I did a library talk last night with the fabulous Saundra Mitchell for Teen Read Week. A teacher had brought one of her classes who had all read XVI together for class. The kids (all high school seniors) were engaged, asked lots of thoughtful questions, and had fabulous comments to make. (Can I just say it was the best night ever?!!!) And, one of them explained what the teacher had done with the assignment. They had to read 3 chapters a night and they had questions they had to answer every day. These were not the typical "why did so-and-so do this thing? what's the hidden meaning?" Nope, they were questions more along the line of what do you think this character was thinking when this happened? Did you agree with what he/she did? Etc.

Aside from the fact that several of the kids said XVI was the first book they'd ever read all the way through (how great did THAT make me feel?!!!) -- one thing that was obvious was that even though they all read the same book - it meant different things to each of them! Here are some examples:

1. One girl said a lot of girls she knows are already having sex and she doesn't feel ready to. She really identified with my MC (Nina), since that's Nina's thing -- in a world where being sexual at 16 is the norm, Nina's not ready to do that.

2. One guy identified with the book's portrayal of the police. He even commented that cops had come to his house once after a robbery and they left it in similar shape to how I portrayed Nina's house after the cops searched it.

3. Several of the audience identified with XVI's "Big Brother"-type government portrayal.

So - they all read the same book - but it was definitely individual to each.

Now, this is not a new thing - that the reader reads the book they want to, not necessarily the book the author wrote - but I loved seeing it up-close & personal!

Have you ever read a book and discussed it with someone else who'd read it and you've both come away with different ideas of what the book meant?  I wonder...


Bittersweet Fountain said...

Not only do my friends and I often take away different things from a book, but often at different points in my life I will take away different things then I did earlier.

For example, when I was younger and read "A Wrinkle in Time" I really identified with Meg's feelings of being an outsider and being ugly and just not being normal like she should be. When I reread the book a year or two ago, as a twenty-something, I really identified with the idea that Meg expected her dad to solve all of her problems once she found him, but he couldn't. That was something I was struggling with a lot as I transitioned into graduate school--that my parents no longer could handle my problems even if I wanted them to. They weren't engineers. They had never been to graduate school. They could no longer advise me on my life other than generic advise. Like Meg, I had to find my own way and learn to rely on myself.

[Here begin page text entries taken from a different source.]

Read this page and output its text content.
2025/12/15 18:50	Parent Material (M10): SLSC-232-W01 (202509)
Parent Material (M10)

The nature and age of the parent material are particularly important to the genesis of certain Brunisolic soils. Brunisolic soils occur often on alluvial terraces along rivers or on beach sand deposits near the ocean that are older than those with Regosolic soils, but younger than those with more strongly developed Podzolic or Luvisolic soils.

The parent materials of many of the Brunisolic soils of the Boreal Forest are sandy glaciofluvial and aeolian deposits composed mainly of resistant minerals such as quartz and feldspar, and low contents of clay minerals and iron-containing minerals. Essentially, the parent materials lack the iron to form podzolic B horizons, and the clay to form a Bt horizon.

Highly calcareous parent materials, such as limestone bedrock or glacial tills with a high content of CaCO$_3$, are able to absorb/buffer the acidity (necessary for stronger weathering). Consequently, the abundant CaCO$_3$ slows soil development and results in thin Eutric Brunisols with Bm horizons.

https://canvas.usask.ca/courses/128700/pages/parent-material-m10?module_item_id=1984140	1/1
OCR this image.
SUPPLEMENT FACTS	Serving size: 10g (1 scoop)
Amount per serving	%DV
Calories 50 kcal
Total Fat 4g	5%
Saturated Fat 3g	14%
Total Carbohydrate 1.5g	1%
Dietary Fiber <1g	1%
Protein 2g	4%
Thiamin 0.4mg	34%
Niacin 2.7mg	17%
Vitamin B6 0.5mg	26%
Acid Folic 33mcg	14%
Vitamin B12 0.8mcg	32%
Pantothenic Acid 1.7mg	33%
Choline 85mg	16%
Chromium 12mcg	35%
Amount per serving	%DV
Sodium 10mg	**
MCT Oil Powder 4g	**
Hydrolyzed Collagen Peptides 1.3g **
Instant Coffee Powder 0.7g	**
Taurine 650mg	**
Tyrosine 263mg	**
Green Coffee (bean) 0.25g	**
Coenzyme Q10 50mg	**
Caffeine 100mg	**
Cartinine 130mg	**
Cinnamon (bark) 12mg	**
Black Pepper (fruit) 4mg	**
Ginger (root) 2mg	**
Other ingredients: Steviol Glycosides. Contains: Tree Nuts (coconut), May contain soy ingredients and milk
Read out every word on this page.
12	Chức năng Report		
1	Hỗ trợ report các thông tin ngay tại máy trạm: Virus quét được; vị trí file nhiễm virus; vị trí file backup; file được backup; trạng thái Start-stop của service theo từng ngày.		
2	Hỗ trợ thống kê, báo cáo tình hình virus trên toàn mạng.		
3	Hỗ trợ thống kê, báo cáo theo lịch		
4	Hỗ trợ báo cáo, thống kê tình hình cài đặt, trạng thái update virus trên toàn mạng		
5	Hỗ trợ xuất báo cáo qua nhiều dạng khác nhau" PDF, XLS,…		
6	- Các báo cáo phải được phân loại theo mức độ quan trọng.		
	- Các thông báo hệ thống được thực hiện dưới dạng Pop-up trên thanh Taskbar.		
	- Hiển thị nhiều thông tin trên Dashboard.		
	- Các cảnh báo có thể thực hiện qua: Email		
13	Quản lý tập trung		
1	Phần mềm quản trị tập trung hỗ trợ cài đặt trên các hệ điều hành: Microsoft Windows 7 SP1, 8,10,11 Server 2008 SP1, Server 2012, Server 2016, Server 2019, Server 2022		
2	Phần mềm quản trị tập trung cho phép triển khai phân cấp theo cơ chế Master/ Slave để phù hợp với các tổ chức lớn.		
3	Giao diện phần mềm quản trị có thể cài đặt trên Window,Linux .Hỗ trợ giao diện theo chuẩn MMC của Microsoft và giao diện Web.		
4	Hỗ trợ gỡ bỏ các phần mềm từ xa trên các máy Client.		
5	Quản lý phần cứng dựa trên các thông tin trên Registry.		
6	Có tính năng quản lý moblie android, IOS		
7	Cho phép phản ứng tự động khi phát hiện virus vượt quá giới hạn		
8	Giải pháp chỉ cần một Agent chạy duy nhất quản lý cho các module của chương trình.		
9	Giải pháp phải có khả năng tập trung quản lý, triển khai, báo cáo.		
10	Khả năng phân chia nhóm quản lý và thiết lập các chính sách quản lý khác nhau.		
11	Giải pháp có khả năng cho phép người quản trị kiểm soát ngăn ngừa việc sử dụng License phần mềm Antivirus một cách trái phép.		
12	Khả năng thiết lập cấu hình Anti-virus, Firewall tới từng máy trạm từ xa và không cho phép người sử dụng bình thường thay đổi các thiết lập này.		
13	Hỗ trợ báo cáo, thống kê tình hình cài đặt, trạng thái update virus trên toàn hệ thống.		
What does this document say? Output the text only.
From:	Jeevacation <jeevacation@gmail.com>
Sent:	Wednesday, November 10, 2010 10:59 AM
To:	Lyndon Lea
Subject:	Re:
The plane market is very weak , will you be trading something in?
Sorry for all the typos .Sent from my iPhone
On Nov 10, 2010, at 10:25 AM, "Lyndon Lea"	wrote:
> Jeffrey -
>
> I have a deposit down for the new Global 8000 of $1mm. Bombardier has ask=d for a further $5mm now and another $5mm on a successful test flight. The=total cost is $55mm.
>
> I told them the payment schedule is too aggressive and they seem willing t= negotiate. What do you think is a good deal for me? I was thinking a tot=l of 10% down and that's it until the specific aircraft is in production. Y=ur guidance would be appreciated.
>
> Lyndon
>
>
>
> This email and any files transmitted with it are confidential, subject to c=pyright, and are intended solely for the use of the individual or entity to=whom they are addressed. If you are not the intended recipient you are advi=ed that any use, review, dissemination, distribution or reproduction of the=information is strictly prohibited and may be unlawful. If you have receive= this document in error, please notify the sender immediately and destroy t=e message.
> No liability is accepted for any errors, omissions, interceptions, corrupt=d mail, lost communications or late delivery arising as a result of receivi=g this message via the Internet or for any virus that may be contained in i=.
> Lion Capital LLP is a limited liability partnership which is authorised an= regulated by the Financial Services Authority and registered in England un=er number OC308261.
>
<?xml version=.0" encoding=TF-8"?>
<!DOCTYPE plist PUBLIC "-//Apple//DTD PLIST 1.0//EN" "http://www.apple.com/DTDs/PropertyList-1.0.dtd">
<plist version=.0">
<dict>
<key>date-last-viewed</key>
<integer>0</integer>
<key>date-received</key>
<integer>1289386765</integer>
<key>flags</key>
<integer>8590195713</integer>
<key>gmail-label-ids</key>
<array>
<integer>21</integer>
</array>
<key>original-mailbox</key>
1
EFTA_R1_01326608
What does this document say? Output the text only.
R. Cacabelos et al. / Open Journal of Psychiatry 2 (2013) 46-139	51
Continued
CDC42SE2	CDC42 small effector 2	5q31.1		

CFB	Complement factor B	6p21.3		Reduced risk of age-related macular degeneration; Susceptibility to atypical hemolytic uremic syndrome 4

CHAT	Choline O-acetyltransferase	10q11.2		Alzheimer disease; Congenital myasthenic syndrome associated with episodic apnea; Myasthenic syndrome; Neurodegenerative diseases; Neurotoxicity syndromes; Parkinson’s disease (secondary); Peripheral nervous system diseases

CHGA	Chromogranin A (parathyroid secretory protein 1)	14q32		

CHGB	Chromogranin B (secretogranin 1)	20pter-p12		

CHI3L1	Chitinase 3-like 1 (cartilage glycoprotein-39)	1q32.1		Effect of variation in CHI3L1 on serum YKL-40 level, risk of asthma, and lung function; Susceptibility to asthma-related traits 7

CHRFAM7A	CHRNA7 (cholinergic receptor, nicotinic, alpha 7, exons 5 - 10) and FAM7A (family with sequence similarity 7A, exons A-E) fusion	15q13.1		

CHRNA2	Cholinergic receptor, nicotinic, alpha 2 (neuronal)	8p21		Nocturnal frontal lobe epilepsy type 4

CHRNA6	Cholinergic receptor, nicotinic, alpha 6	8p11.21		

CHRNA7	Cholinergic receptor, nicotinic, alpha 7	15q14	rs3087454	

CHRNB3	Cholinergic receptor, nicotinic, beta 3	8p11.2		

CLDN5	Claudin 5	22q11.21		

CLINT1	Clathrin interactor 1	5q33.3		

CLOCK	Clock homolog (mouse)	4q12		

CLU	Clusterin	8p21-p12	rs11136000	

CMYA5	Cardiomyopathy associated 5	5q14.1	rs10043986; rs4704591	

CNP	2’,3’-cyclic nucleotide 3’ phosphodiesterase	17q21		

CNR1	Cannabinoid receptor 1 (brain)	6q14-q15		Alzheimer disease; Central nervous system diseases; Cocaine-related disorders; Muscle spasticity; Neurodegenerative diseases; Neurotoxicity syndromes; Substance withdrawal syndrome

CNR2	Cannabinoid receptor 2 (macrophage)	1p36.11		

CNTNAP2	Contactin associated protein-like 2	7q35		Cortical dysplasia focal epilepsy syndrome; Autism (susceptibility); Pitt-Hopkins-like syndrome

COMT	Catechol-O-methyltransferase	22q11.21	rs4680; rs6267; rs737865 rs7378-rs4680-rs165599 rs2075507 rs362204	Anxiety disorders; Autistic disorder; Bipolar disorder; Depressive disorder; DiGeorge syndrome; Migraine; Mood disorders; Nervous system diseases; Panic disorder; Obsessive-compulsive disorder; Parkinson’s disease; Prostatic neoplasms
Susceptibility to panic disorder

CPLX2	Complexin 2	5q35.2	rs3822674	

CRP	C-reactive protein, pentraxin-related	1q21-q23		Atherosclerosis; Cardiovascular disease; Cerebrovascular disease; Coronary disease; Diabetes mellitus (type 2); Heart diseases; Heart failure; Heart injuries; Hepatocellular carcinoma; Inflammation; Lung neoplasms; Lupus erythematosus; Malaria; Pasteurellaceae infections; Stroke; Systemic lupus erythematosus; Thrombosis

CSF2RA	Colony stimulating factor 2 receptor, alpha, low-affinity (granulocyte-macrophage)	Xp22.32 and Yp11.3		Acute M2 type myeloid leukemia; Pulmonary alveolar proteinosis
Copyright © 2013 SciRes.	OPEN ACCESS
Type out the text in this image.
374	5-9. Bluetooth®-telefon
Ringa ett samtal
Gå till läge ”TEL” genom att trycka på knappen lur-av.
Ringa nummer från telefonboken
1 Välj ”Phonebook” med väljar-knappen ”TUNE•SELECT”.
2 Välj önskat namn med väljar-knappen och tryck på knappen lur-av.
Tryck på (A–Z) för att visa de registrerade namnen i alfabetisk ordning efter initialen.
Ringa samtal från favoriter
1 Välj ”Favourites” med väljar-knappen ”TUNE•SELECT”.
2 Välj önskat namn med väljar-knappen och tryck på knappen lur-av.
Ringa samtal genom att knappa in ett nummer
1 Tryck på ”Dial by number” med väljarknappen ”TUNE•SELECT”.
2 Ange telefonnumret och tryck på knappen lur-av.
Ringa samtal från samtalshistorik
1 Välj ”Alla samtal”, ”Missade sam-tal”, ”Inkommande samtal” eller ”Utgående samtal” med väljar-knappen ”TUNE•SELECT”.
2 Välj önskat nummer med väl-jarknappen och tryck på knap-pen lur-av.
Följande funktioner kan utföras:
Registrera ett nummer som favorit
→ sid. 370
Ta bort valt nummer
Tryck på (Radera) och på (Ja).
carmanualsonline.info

So books can definitely mean different things to different people and even to the same person at different times in their life.

Ami said...

Hey, same book came to my mind! At different times I have been more interested in the character aspect, the science aspect, or the light vs. dark aspect. And now as a parent, I feel more for Mrs. Murray, and admire how strong and positive she stayed. I also have found myself repeating the line about Charles Wallace recently - that he is something entirely new - in reference to my scary-smart 2yo who finishes people's sentences for them.

Tere Kirkland said...

Wow, what an amazing experience for you! I think there are a lot of aspects of XVI to make today's teens think critically about issues that affect them, or will someday.

This is also a good reminder of how much of the reader's own experience is used to envision the story inside any book. Thanks, Julia!

Melissa @ Mel's Books and Info said...

That sounds like it was a great event! I am so glad that the teens got so much out of the book. So much of the reading we do is an individual activity. We read in silence, and only get our own personal perspectives. I wish I had more opportunity to read with a group. To see how other interpreted the same work and how it resonates with different people. It can really make you rethink what you read. I am so glad you had such a successful event. Congrats!

Julia Karr said...

Such great comments, guys!
So true, Bittersweet & Ami! Different times in our lives give different meanings to what we're reading.

And yes - Tere & Melissa - it was a great event! And the kids were living proof that each reader takes their own "read" (so to speak!) on a book!